Sorry that these comments were not posted sooner! I just realized that they were sitting there waiting for approval--normally I receive an email, but that didn't happen this time.

Bruce, I will always be willing to have a drink with you ;)

Eddy, your eagerness to embrace Bruce's account of free will is precisely why I think Bruce should be a skeptic about free will along with moral responsibility ;)

See Bruce...I told you keeping the notion of restorative free will alive would allow some to think it's enough to ground basic desert and moral responsibility ;)

Bruce,

I look forward to reading this book! And, as a semicompatibilist, I sympathize with the difficulties of pleasing people: the compatiblists hate the "semi" part, and the incompatibilists hate the "compatibilist" part. This reminds me of Peter Strawson's warnings about the futility of seeking reconciliation in this territory.

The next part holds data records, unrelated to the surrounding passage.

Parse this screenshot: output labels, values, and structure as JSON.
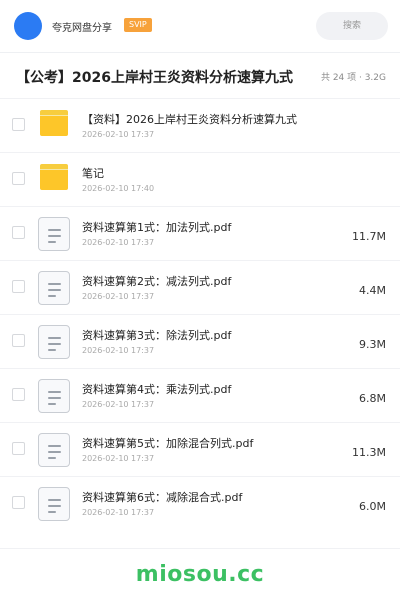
{
  "app": {
    "name": "夸克网盘分享",
    "badge": "SVIP",
    "search_label": "搜索"
  },
  "share": {
    "title": "【公考】2026上岸村王炎资料分析速算九式",
    "meta": "共 24 项 · 3.2G"
  },
  "files": [
    {
      "type": "folder",
      "name": "【资料】2026上岸村王炎资料分析速算九式",
      "date": "2026-02-10 17:37",
      "size": ""
    },
    {
      "type": "folder",
      "name": "笔记",
      "date": "2026-02-10 17:40",
      "size": ""
    },
    {
      "type": "file",
      "name": "资料速算第1式：加法列式.pdf",
      "date": "2026-02-10 17:37",
      "size": "11.7M"
    },
    {
      "type": "file",
      "name": "资料速算第2式：减法列式.pdf",
      "date": "2026-02-10 17:37",
      "size": "4.4M"
    },
    {
      "type": "file",
      "name": "资料速算第3式：除法列式.pdf",
      "date": "2026-02-10 17:37",
      "size": "9.3M"
    },
    {
      "type": "file",
      "name": "资料速算第4式：乘法列式.pdf",
      "date": "2026-02-10 17:37",
      "size": "6.8M"
    },
    {
      "type": "file",
      "name": "资料速算第5式：加除混合列式.pdf",
      "date": "2026-02-10 17:37",
      "size": "11.3M"
    },
    {
      "type": "file",
      "name": "资料速算第6式：减除混合式.pdf",
      "date": "2026-02-10 17:37",
      "size": "6.0M"
    }
  ],
  "icons": {
    "folder": "folder-icon",
    "file": "document-icon"
  },
  "colors": {
    "avatar": "#2b7bf3",
    "svip_badge": "#f7a23b",
    "folder": "#fdc629",
    "watermark": "#3cc063"
  },
  "watermark": "miosou.cc"
}
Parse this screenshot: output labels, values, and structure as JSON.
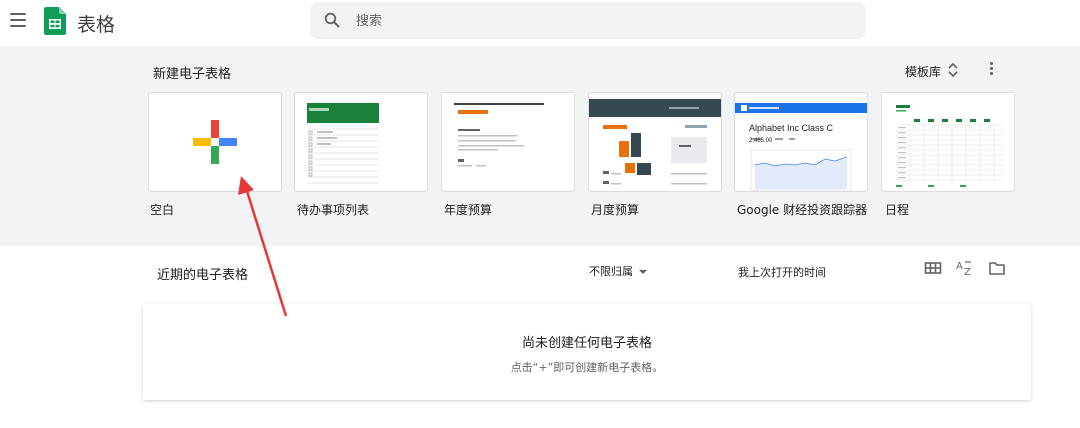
{
  "app": {
    "title": "表格"
  },
  "search": {
    "placeholder": "搜索"
  },
  "templates": {
    "section_title": "新建电子表格",
    "gallery_label": "模板库",
    "cards": [
      {
        "label": "空白"
      },
      {
        "label": "待办事项列表"
      },
      {
        "label": "年度预算"
      },
      {
        "label": "月度预算"
      },
      {
        "label": "Google 财经投资跟踪器"
      },
      {
        "label": "日程"
      }
    ],
    "finance_preview": {
      "title": "Alphabet Inc Class C",
      "price": "2,465.00"
    }
  },
  "recent": {
    "section_title": "近期的电子表格",
    "owner_filter": "不限归属",
    "sort_label": "我上次打开的时间",
    "empty_title": "尚未创建任何电子表格",
    "empty_subtitle": "点击“+”即可创建新电子表格。"
  },
  "colors": {
    "sheets_green": "#0f9d58",
    "annotation_red": "#e53935",
    "header_bg": "#f1f3f4"
  }
}
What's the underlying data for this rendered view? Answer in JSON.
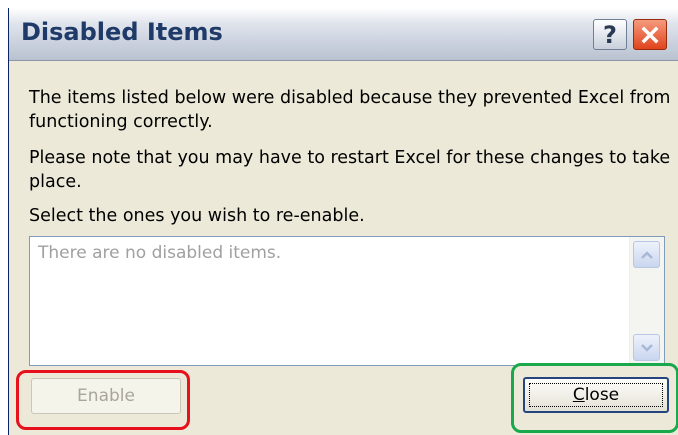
{
  "dialog": {
    "title": "Disabled Items",
    "help_glyph": "?",
    "message_line1": "The items listed below were disabled because they prevented Excel from functioning correctly.",
    "message_line2": "Please note that you may have to restart Excel for these changes to take place.",
    "message_line3": "Select the ones you wish to re-enable.",
    "list_placeholder": "There are no disabled items.",
    "enable_label": "Enable",
    "close_label_mnemonic": "C",
    "close_label_rest": "lose"
  },
  "annotations": {
    "red_box_color": "#e8101c",
    "green_box_color": "#19a84c"
  },
  "icons": {
    "help": "question-mark-icon",
    "close": "x-icon",
    "scroll_up": "chevron-up-icon",
    "scroll_down": "chevron-down-icon"
  }
}
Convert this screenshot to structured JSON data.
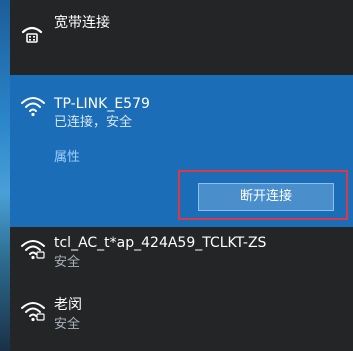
{
  "broadband": {
    "label": "宽带连接",
    "icon": "dialup-icon"
  },
  "selected_network": {
    "name": "TP-LINK_E579",
    "status": "已连接，安全",
    "properties_label": "属性",
    "disconnect_label": "断开连接",
    "icon": "wifi-signal-icon"
  },
  "networks": [
    {
      "name": "tcl_AC_t*ap_424A59_TCLKT-ZS",
      "status": "安全",
      "icon": "wifi-secured-icon"
    },
    {
      "name": "老闵",
      "status": "安全",
      "icon": "wifi-secured-icon"
    }
  ],
  "colors": {
    "panel_bg": "#232527",
    "selected_bg": "#1a6db6",
    "highlight_border": "#d83a48",
    "link": "#9fd0ff"
  }
}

Congratulations on this new book!

Gregg, I think Eddy has his own reasons for embracing both free will and moral responsibility -- I would love to take the credit for his excellent work on free will, but I refuse to be blamed for his conclusions concerning moral responsibility. Besides, Tom Clark is always available to keep clear the important distinction between free will and MR, and John Fischer also has a stake in that enterprise. I am VERY eager to read Eddy's forthcoming book on REDISCOVERING FREE WILL (is there a publication date?), and I'm confident I will learn a great deal about free will from his use of neuropsychology and psychological and XPhil studies, and his work integrating those studies into the basic question of free will -- though I suspect that we will continue to take different paths on the question of MR. John, I think the book contains more discussion of your views than of any other subject; as usual, your remarkably clear work is a great stimulus even when (perhaps especially when) I can't quite agree; but I think your account of the control aspect of free will (including the importance of narratives) is a marvelous account of one of the most important aspects of free will, and -- from my perspective -- that account throws into bold relief a broader picture of free will. Also, it was your use of song lyrics in philosophical argument that inspired me to follow your lead -- it's true that you use lines from Frank Sinatra and Sid Vicious, while my lines are taken from gospel songs -- but I trust no one will draw any invidious conclusions concerning our respective characters based on our favorite music.